ON THE ROAD
(dir. Walter Salles)
Director Walter Salles takes a shot at bringing Jack Kerouac’s culture-defining novel On the Road
to the screen and succeeds with a faithful, even alarmingly accurate depiction of the beat generation. But what worked so well in the prose Kerouac creates around Sal, his central and autobiographical stand-in, becomes in the film a tiresome loop of smoke, drink, sex, drive, repeat. On the Road
has plenty to offer: great looking people freely embracing decadence and youthful carelessness, beautiful footage of America’s highways and side roads from New York to California, a soundtrack pumping out the best of jazz and blues, and the kind of inspired dialogue that could lead a poet to sing. But at just over two hours, this road trip ultimately becomes one without a destination. Of course, seeking a destination and not arriving at one could well be the point, in which case the film succeeds. On the Road
is perceptive and worth seeing, but chances are you could get up and leave at any point, return at another, and not have missed a beat. 2.5/5
- Thom Ernst AMOUR
(dir. Michael Haneke)
Michael Haneke has made many films about immoral young people. With Amour
he turns over, studying the final weeks of a kind and loving married couple in their 80s.

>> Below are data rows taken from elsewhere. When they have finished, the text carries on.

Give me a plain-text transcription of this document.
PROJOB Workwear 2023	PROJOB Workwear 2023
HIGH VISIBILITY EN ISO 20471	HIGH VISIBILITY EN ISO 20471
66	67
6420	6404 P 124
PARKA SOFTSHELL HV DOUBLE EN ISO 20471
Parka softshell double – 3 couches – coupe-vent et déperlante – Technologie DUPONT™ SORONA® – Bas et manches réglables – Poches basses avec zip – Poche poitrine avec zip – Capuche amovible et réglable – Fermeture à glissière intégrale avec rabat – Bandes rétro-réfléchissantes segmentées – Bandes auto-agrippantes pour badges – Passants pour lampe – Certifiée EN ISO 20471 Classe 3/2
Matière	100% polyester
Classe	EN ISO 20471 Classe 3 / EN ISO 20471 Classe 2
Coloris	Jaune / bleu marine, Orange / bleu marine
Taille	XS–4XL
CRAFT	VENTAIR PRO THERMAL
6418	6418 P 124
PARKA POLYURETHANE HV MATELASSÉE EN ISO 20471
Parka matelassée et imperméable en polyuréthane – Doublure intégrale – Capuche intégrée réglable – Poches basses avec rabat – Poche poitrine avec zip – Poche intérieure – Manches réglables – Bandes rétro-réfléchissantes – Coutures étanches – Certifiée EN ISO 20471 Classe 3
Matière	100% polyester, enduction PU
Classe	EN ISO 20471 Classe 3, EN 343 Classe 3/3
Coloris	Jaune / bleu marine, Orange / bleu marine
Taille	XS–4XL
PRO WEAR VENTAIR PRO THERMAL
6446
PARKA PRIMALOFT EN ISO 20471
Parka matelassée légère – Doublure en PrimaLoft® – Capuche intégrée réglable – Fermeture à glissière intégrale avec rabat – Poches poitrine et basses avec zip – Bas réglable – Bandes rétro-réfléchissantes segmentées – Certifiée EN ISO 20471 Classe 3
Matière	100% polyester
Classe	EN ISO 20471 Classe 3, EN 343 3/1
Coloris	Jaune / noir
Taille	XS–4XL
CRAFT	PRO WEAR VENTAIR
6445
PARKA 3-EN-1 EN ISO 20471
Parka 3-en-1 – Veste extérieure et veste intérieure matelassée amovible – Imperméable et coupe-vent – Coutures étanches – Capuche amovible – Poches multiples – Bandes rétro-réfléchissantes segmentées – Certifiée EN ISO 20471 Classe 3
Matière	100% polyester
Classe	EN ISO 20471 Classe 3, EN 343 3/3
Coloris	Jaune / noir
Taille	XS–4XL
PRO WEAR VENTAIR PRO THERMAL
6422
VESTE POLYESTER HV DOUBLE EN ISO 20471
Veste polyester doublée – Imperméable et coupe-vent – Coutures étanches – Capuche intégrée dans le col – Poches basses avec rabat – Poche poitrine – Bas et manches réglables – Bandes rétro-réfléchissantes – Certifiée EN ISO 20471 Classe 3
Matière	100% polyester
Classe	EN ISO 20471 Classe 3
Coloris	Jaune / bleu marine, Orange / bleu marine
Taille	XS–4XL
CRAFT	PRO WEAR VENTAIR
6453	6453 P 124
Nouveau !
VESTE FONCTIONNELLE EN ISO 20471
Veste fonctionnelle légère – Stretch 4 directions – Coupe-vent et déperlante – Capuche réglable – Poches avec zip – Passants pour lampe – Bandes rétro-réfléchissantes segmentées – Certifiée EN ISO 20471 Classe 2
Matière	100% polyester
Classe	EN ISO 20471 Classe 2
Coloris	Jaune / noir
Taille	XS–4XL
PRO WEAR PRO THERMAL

They are George (Jean-Louis Trintignant) and Anne (Emmanuelle Riva). At first Anne seems to be slipping into dementia. She goes blank during breakfast one morning, failing to respond for several minutes. Later a stroke paralyzes the lower right half of her body. Things, as George observes, go downhill as they must. For the rest of the film we stay inside their apartment as he tries, with the utmost respect and patience, to pacify his wife’s final days. Their daughter Eva (Isabelle Huppert) comes and goes. Like most of us she cannot appreciate the inevitability of the end.

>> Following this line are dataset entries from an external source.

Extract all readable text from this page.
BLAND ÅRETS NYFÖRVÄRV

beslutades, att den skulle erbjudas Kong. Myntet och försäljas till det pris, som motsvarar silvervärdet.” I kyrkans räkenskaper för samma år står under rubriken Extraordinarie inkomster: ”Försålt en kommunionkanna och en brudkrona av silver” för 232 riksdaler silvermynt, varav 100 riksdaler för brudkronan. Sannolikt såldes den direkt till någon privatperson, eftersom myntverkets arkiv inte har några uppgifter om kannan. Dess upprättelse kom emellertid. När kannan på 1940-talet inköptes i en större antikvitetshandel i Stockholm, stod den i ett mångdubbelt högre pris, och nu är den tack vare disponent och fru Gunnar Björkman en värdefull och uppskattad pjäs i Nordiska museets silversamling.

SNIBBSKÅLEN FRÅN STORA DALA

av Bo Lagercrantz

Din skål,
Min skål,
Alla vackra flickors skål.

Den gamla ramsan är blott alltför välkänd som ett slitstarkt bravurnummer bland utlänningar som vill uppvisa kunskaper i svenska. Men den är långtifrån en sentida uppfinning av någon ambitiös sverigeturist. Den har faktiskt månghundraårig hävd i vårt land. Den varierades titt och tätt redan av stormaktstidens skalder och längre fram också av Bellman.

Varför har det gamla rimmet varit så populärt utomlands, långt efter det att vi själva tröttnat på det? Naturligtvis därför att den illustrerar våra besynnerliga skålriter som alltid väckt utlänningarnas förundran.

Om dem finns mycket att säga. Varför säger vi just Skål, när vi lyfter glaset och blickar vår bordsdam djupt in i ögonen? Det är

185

Amour is the kind of movie many will watch in utter disdain. Even by Haneke’s standards it is hard work and I couldn’t fathom a second viewing. But we should go to film festivals to be challenged, and this is certainly one of TIFF’s toughest. 3/5 - Jesse Skinner
BEYOND THE HILLS (dir. Cristian Mungiu)
The monastery sits not far from town. It has access to a car, and a cellular phone. Its occupants are Orthodox but the priest is kind and accepting of the outside world. He certainly does not deserve a guest like Alina (Cristina Flutur), a 25-year-old orphan and lifelong friend to young nun Voichita (Cosmina Stratan).

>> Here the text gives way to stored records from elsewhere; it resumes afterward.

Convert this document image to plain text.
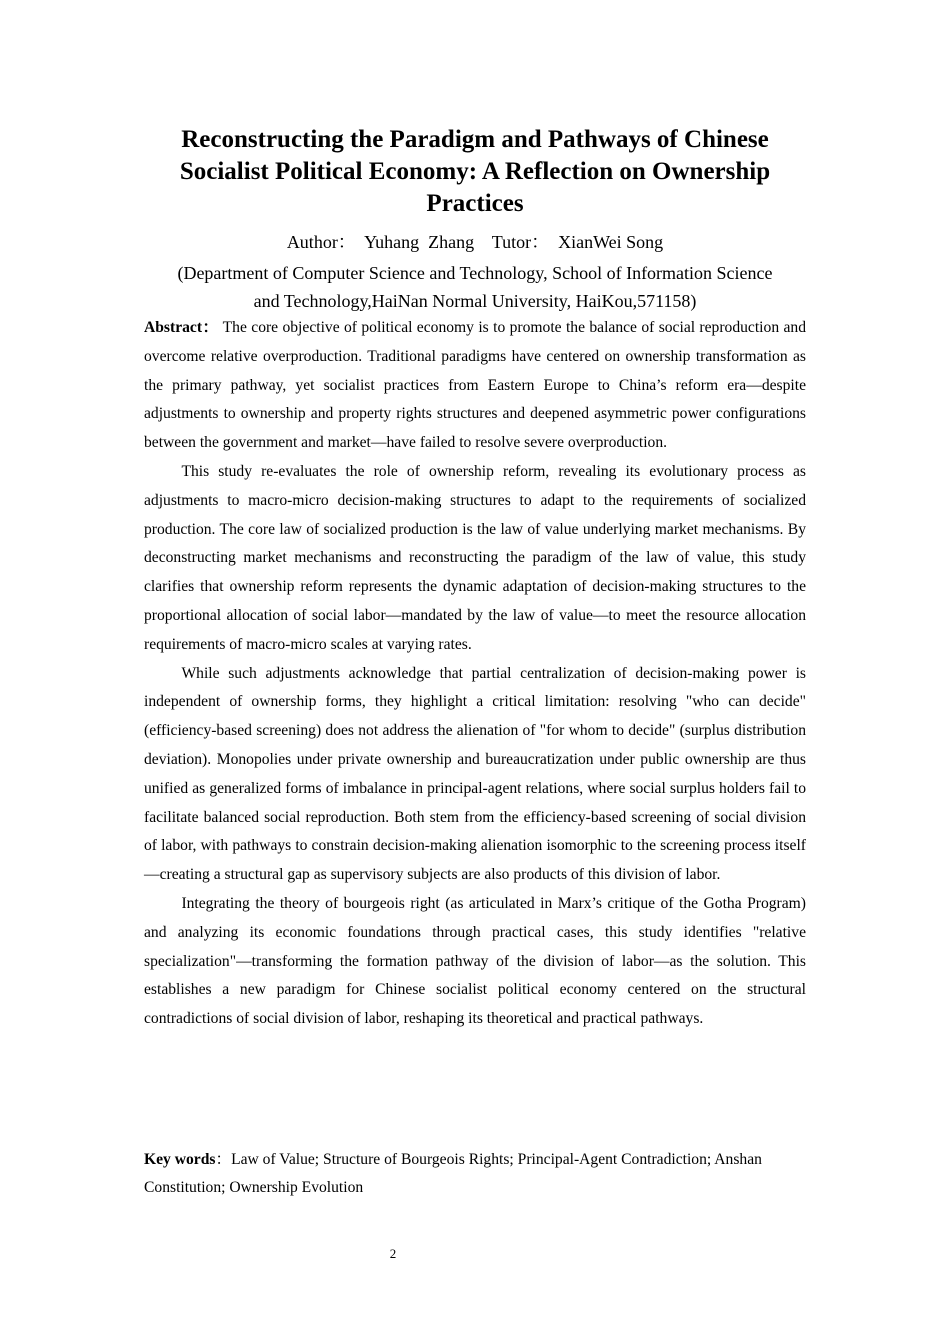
Reconstructing the Paradigm and Pathways of Chinese
Socialist Political Economy: A Reflection on Ownership
Practices
Author：  Yuhang  Zhang    Tutor：  XianWei Song
(Department of Computer Science and Technology, School of Information Science
and Technology,HaiNan Normal University, HaiKou,571158)

Abstract： The core objective of political economy is to promote the balance of social reproduction and overcome relative overproduction. Traditional paradigms have centered on ownership transformation as the primary pathway, yet socialist practices from Eastern Europe to China’s reform era—despite adjustments to ownership and property rights structures and deepened asymmetric power configurations between the government and market—have failed to resolve severe overproduction.

This study re-evaluates the role of ownership reform, revealing its evolutionary process as adjustments to macro-micro decision-making structures to adapt to the requirements of socialized production. The core law of socialized production is the law of value underlying market mechanisms. By deconstructing market mechanisms and reconstructing the paradigm of the law of value, this study clarifies that ownership reform represents the dynamic adaptation of decision-making structures to the proportional allocation of social labor—mandated by the law of value—to meet the resource allocation requirements of macro-micro scales at varying rates.

While such adjustments acknowledge that partial centralization of decision-making power is independent of ownership forms, they highlight a critical limitation: resolving "who can decide" (efficiency-based screening) does not address the alienation of "for whom to decide" (surplus distribution deviation). Monopolies under private ownership and bureaucratization under public ownership are thus unified as generalized forms of imbalance in principal-agent relations, where social surplus holders fail to facilitate balanced social reproduction. Both stem from the efficiency-based screening of social division of labor, with pathways to constrain decision-making alienation isomorphic to the screening process itself—creating a structural gap as supervisory subjects are also products of this division of labor.

Integrating the theory of bourgeois right (as articulated in Marx’s critique of the Gotha Program) and analyzing its economic foundations through practical cases, this study identifies "relative specialization"—transforming the formation pathway of the division of labor—as the solution. This establishes a new paradigm for Chinese socialist political economy centered on the structural contradictions of social division of labor, reshaping its theoretical and practical pathways.

Key words：Law of Value; Structure of Bourgeois Rights; Principal-Agent Contradiction; Anshan Constitution; Ownership Evolution
2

Alina clearly loves Voichita. Voichita, newly devout, never acknowledges this. They have made plans to leave together but upon Alina’s arrival, Voichita dismisses the idea. Without another plan Alina stays with her, permanently sticking out in her Reebok sports clothes. It becomes apparent to the audience, if none of the characters, that she is also mentally unwell; even progressive religious institutions are ill-equipped to handle such people.
Cristian Mungiu, the most celebrated Romanian filmmaker working today, made one of the finest films I’ve ever seen, 4 Months, 3 Weeks and 2 Days (2007). My thoughts of it clouded this follow-up. Beyond the Hills is as drawn-out as 4 Months was suspenseful and perfectly timed. At 155 minutes Mungiu indulges himself, and the plot’s important action comes so late it’s almost impossible to process. But it has a undeniably haunting quality and the central performances are without fault. 3.5/5 - J.S.